Spending your whole life searching? Continuing to search even when your strength is gone and you're about to die? That's perseverance if we ever saw it! The knight's determination in "Eldorado," however, isn't all fine and dandy. In fact, it more or less kills him. And he still never finds Eldorado. Throw that in with the fact that he's all alone, with only a "pilgrim shadow" for a friend, and you've got a pretty unhappy picture of perseverance. A for effort, though!
There's a fine line between perseverance and obsession, people. If one pursues something too aggressively one risks ending up like the knight and missing out on what life has to offer.
Eldorado, shmeldorado. It doesn't matter whether or not the knight actual finds the lost city of gold. It's important that he perseveres to the end.
Almost every line in "Eldorado" is about death, whether it's the knight's approaching death (his strength fails, he must go down the "valley of the shadow") or the death of his dream of ever finding Eldorado. One also feels, while reading the poem, that the knight's whole life has been a living-death. He's so obsessed with Eldorado that he hasn't really lived. Even towards the end of his life—with Death sitting on his doorstep, ringing the bell—all he can think about is Eldorado.
Beware! If we become too consumed with a particular goal, we will end up like the knight, whose life has become a living death.
Death?! Puh-leeze. The knight's dream of finding Eldorado makes him not fear death; or rather, his dream of finding Eldorado makes death seem less scary or less important.

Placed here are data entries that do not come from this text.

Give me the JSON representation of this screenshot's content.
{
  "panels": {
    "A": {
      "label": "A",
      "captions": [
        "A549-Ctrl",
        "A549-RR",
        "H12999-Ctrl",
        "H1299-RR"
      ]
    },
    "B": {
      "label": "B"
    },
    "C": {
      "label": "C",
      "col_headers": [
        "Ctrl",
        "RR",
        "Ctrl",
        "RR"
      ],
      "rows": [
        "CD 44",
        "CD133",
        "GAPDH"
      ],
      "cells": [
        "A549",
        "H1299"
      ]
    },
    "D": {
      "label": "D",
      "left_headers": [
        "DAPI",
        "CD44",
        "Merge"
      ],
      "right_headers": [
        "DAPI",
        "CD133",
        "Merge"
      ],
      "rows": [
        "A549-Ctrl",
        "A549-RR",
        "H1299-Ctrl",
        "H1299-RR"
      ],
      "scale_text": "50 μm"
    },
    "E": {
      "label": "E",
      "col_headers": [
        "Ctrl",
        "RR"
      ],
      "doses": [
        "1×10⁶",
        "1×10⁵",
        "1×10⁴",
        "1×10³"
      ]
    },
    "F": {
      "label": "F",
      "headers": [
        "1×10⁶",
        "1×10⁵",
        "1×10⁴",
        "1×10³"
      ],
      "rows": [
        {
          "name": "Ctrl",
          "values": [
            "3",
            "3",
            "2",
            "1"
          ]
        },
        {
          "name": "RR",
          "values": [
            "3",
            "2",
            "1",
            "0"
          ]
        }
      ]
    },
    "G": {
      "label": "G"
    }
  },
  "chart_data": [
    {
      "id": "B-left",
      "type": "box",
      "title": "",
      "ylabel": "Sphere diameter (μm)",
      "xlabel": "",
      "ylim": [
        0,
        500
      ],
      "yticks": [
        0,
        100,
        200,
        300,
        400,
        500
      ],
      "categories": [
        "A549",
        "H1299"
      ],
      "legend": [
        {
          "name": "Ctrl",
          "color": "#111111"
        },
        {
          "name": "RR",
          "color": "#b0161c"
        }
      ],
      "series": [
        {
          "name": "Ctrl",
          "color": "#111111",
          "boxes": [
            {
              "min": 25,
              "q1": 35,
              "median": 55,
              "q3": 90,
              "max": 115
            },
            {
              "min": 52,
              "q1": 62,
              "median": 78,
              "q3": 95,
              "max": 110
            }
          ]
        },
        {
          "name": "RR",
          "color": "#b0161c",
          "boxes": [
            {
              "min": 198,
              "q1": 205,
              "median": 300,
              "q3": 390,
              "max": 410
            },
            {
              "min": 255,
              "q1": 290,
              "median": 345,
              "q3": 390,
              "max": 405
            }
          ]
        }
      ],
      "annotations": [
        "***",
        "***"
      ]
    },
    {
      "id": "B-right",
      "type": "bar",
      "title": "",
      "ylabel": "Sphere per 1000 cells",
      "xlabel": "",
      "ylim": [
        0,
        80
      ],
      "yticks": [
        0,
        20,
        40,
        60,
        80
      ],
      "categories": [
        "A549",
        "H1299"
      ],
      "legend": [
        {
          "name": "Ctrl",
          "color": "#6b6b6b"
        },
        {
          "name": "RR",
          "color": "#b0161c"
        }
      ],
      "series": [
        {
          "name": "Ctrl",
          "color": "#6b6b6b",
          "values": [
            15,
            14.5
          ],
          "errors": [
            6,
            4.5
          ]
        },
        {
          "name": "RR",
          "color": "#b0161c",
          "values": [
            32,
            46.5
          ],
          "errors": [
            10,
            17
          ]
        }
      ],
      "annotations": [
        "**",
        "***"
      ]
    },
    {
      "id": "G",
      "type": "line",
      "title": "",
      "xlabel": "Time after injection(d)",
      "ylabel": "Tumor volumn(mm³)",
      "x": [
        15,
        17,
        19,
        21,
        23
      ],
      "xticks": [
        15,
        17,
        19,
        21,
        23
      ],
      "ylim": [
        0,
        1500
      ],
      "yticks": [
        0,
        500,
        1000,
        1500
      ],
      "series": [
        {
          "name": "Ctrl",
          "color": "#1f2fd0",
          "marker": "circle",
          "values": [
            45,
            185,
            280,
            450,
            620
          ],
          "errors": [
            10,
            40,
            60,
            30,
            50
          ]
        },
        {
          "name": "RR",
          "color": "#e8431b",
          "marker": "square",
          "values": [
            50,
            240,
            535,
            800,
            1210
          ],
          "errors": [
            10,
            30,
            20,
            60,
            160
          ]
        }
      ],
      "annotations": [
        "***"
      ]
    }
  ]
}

For the first half of "Eldorado," the knight is totally alone. It is only in line 15 that he meets somebody else, and only a "pilgrim shadow" at that. The shadow doesn't seem very real, and it is possible that he's just talking to himself anyway. For all intents and purposes, the knight is alone throughout the poem, and it is implied that he will die alone. His obsession with finding Eldorado leaves him isolated, with only his dreams of Eldorado to keep him company. Super-sad, gang.
Isolation is a form of death. The knight is alone and "alive," but all the shadows in the poem suggest that death follows him everywhere. He's in major need of a buddy.
Careful, Shmoopers! If we get too obsessed with one thing, we end up isolating ourselves and—possibly—dying alone, just like the knight.
In the first three stanzas of "Eldorado," the speaker tells us that the knight has searched for this place for a really long time, but hasn't been able to find it. Bummer. That sure sounds like defeat to us. At the end of the poem, the shadow tells him what he must do, but this ends up just being another invitation to defeat. The poem isn't really about winning then, but about losing. The knight loses in part because he's looking for the wrong thing, but also because he doesn't ever give up—long after he should have thrown in the towel, raised the white flag, and called it a day.
Don't be a sore loser, Shmooper. Sometimes defeat is a good thing, because it makes us try even harder. The knight, after all, is still obsessed with finding Eldorado, even after he has been defeated numerous times.
The knight's quest for Eldorado is kind of ridiculous, which is why he is continually defeated in his search. He's a loser in many senses of the word.